Dulcenombre había hecho prometer a Guerra la repetición de la visita, amenazándole con salir ella en su busca si no cumplía. Esperó la vuelta un día, dos, y viendo que era la del humo, se dispuso a echarse a la calle. El tiempo mejoró, lucía un sol placentero, y las calles empezaron a secarse. Había traído la Babel en su equipaje un buen vestido de merino obscuro, su mantón fino de ocho puntas, buenas botas ajustadas de caña alta, manguito, guantes, velo. Se emperejiló bien, y en verdad que estaba bastante mona, luciendo su figura delgada y esbelta porque el defecto del seno escaso se disimulaba con el mantón y lo bien encorsetada que iba. No vaciló en poner en práctica sus planes de persecución. Ignórase cómo demonios averiguó las señas; pero ello es que las sabía, y de mayores dificultades triunfa una mujer celosa. Llegó a la casa de Teresa, y ésta le dijo que D. Ángel había salido; volvió, y lo mismo.

-Por aquí tiene que pasar -pensó, apostándose en la calle de la Puerta Llana-. Haré centinela hasta media noche. Yo no me canso.

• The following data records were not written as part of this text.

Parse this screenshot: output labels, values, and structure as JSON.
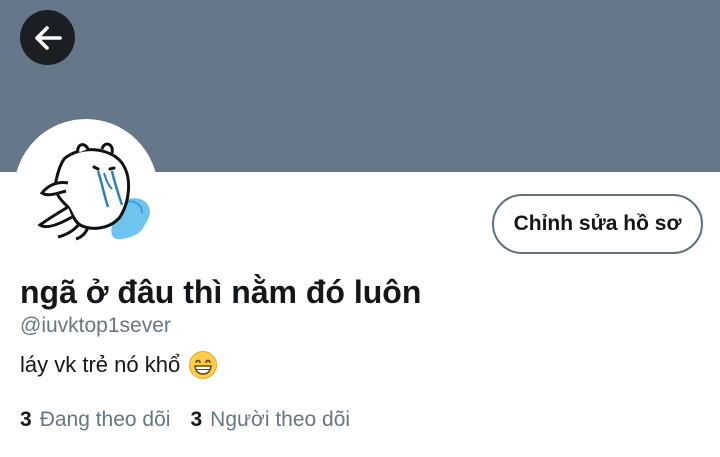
{
  "profile": {
    "display_name": "ngã ở đâu thì nằm đó luôn",
    "handle": "@iuvktop1sever",
    "bio": "láy vk trẻ nó khổ",
    "bio_emoji": "grinning-face-icon",
    "edit_button": "Chỉnh sửa hồ sơ",
    "following_count": "3",
    "following_label": "Đang theo dõi",
    "followers_count": "3",
    "followers_label": "Người theo dõi"
  },
  "icons": {
    "back": "arrow-left-icon",
    "avatar": "cartoon-bear-lying-avatar"
  },
  "colors": {
    "banner": "#667789",
    "text_primary": "#14171a",
    "text_secondary": "#657786",
    "button_border": "#5f6f7d"
  }
}
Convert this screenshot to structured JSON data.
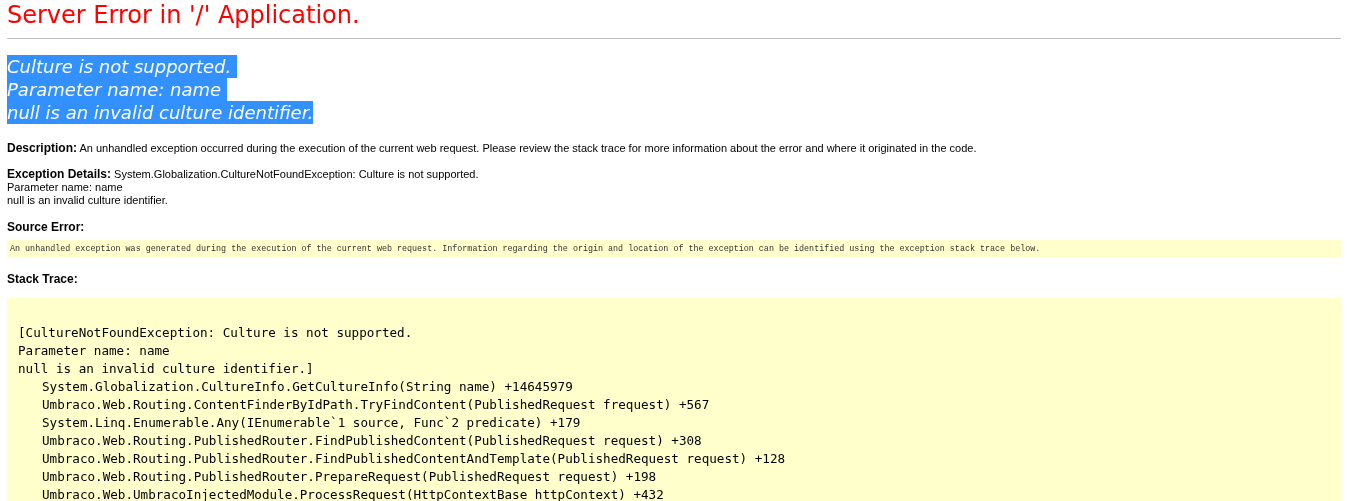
{
  "title": "Server Error in '/' Application.",
  "error_message": {
    "highlighted": true,
    "lines": [
      "Culture is not supported. ",
      "Parameter name: name ",
      "null is an invalid culture identifier."
    ]
  },
  "description": {
    "label": "Description:",
    "text": "An unhandled exception occurred during the execution of the current web request. Please review the stack trace for more information about the error and where it originated in the code."
  },
  "exception_details": {
    "label": "Exception Details:",
    "lines": [
      "System.Globalization.CultureNotFoundException: Culture is not supported.",
      "Parameter name: name",
      "null is an invalid culture identifier."
    ]
  },
  "source_error": {
    "label": "Source Error:",
    "text": "An unhandled exception was generated during the execution of the current web request. Information regarding the origin and location of the exception can be identified using the exception stack trace below."
  },
  "stack_trace": {
    "label": "Stack Trace:",
    "header_lines": [
      "[CultureNotFoundException: Culture is not supported.",
      "Parameter name: name",
      "null is an invalid culture identifier.]"
    ],
    "frames": [
      "System.Globalization.CultureInfo.GetCultureInfo(String name) +14645979",
      "Umbraco.Web.Routing.ContentFinderByIdPath.TryFindContent(PublishedRequest frequest) +567",
      "System.Linq.Enumerable.Any(IEnumerable`1 source, Func`2 predicate) +179",
      "Umbraco.Web.Routing.PublishedRouter.FindPublishedContent(PublishedRequest request) +308",
      "Umbraco.Web.Routing.PublishedRouter.FindPublishedContentAndTemplate(PublishedRequest request) +128",
      "Umbraco.Web.Routing.PublishedRouter.PrepareRequest(PublishedRequest request) +198",
      "Umbraco.Web.UmbracoInjectedModule.ProcessRequest(HttpContextBase httpContext) +432"
    ]
  }
}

En una de aquellas vueltas, le vio atravesar por la plaza del Ayuntamiento hacia la calle de San Marcos. Encaminábase a la Judería por el Juego de Pelota y el callejón y escalerilla de San Cristóbal, y por cierto que su sorpresa no fue muy agradable al sentirse detenido por un fuerte tirón en el embozo de la capa. ¡Dulce! ¡Iba pensando en cosas tan lejanas y tan distintas de ella!

-¿A dónde vas?

-Tengo que hacer. ¿Qué buscas por aquí a estas horas? ¿No temes el frío?

-Déjame a mí de frío. Si estoy abrasada. Iremos juntos.

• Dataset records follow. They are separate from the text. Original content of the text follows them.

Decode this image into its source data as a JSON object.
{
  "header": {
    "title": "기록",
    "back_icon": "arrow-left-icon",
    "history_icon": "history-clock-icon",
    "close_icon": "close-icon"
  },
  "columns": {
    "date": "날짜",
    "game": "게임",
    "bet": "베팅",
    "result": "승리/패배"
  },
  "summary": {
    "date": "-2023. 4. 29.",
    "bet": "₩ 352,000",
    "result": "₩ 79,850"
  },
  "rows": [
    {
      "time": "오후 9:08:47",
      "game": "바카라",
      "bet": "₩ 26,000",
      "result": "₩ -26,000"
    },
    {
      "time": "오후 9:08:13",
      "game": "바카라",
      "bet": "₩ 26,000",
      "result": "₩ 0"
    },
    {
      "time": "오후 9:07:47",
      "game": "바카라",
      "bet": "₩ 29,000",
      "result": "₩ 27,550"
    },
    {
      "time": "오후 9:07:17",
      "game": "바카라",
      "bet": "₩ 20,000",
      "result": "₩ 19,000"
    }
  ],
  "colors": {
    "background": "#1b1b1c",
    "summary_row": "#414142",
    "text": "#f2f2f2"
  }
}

-No puede ser. (Con cariño, que disimulaba sus temores.) Iré a verte. Espérame en tu casa.

-¿Esta noche?

-No. ¡Qué dirán! Mañana.

-Mañana! Esos mañanas tuyos ¿en qué Calendario están? Por de pronto, te acompaño ahora.

-Voy lejos.

-No importa. De más lejos vengo yo, que vengo del tiempo en que me quisiste.

-No puedo entretenerme ahora a disputar contigo. Déjame; yo te ruego que me dejes. (Muy serio.) No es ocasión de... Adiós.

-Que no te escapas. (Siguiéndole y agarrándose al embozo.)

-Eres pesada.

-Más tú.

-Pues no te escucho. (Incomodándose.) No te tolero que me detengas en la calle.

-Porque me da la gana, porque tengo derecho. -Vaya; déjame en paz. Adiós. (Alejándose rápidamente por un callejón.)

-Pero no le valía, porque Dulce, intrépida y escurridiza, le cogía la delantera por el enredijo de callejones, y a la vuelta de una esquina se le presentaba otra vez, diciéndole: «Que no te escapas, que no».

-No te hago caso. Voy a donde voy. Ve tú a donde quieras. (Apretando el paso, sin cuidarse de que le siquiera o no.)

Por fin Dulce, fatigada y sin aliento, más que por el ajetreo físico por la pena que la ahogaba, se detuvo en mitad de las escaleras de San Cristóbal, y mirándole bajar, se cuadró y le dijo con voz fuerte:

-Permita Dios que la encuentres muerta. No; es poco. Permita Dios que te la pegue con un sotana.